Pourtant, personne ne souhaite se fracasser sur les écueils.
Ces risques gigantesques justifient d’ailleurs à eux seuls une évolution, autant que faire se peut, plus planifiée. S’il n’est pas possible de maîtriser tout ce que chacun, et chaque groupe culturel ou social, fait des progressions technologiques, il peut-être envisageable en échange de le canaliser.
Mais encore une fois, principe de réalité oblige, ne l’oublions pas, face aux idéaux du techno-progressisme – ceux d’un transhumanisme démocratique, pour tous, choisi, progressif, mesuré, respectueux de l’humain dans la transition, respectueux des nécessaires équilibres écologiques et sociaux, etc., se dresse la logique du système de pouvoir en place.
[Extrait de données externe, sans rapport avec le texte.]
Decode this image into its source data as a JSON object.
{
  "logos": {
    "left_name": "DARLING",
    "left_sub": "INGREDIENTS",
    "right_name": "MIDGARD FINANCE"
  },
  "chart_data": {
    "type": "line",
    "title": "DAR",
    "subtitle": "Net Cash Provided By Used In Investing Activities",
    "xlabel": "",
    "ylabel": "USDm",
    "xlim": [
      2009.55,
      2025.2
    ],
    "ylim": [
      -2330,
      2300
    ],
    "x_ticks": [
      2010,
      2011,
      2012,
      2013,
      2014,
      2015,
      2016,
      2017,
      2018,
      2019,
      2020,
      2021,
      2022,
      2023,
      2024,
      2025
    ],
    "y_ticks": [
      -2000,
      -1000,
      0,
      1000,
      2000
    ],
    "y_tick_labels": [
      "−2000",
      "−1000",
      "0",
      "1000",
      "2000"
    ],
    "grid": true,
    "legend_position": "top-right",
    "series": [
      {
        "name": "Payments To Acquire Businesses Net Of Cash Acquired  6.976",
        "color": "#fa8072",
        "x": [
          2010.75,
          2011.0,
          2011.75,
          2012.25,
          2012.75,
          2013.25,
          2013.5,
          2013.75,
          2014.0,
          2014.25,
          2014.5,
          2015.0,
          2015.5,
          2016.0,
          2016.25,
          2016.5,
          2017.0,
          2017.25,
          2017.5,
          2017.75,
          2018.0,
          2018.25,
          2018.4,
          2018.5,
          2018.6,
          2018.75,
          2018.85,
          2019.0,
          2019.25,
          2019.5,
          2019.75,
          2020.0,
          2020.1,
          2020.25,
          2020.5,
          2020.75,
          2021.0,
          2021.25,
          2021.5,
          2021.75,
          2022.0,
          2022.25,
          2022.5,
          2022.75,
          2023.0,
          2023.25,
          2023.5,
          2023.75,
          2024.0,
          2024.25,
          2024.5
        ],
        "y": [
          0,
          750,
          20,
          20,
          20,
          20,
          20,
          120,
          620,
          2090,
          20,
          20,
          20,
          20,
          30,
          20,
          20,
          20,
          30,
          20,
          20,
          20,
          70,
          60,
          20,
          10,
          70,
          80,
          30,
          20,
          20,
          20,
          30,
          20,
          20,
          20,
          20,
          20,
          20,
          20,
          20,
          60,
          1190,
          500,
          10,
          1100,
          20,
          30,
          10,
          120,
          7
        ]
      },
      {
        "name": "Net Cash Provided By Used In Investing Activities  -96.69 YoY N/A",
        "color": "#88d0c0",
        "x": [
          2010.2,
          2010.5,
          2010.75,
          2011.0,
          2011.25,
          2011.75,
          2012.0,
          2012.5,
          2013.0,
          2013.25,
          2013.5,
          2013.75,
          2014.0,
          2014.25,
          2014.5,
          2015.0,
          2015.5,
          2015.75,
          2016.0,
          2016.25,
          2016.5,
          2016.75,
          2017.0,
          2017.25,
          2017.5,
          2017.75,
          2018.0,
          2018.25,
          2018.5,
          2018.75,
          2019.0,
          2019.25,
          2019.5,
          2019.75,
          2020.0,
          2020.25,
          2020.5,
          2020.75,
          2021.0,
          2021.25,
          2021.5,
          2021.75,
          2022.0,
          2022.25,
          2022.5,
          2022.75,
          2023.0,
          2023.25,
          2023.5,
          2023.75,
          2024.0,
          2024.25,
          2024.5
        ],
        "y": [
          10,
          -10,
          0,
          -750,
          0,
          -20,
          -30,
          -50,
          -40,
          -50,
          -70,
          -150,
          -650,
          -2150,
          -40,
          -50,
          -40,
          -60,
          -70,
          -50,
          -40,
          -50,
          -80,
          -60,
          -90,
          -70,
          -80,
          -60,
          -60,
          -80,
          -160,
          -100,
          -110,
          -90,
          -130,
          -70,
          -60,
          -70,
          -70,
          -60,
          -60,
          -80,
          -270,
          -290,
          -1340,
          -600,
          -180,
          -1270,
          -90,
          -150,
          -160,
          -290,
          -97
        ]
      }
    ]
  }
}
Or, il va de soi que ce système promeut un transhumanisme à son image, depuis les origines de ce mouvement de pensée, pour servir ses desseins. Et le système en question met tout son poids, colossal, pour développer le transhumanisme qui lui sied.
C’est peut-être là quelque chose que Jacques Attali n’avait pas vu venir si tôt. Que le transhumanisme soit immédiatement utilisé par l’Empire. Qu’il soit rapidement sorti de la marge pour être envisagé comme une nouvelle source de pouvoir ou une nouvelle source de contrôle. Nous voyons dés aujourd’hui comment ses premières réalisations sont traduites sous la forme de nouvelles consommations mainstream, de nouvelles armes, ou encore de nouveaux moyens de surveillance [5].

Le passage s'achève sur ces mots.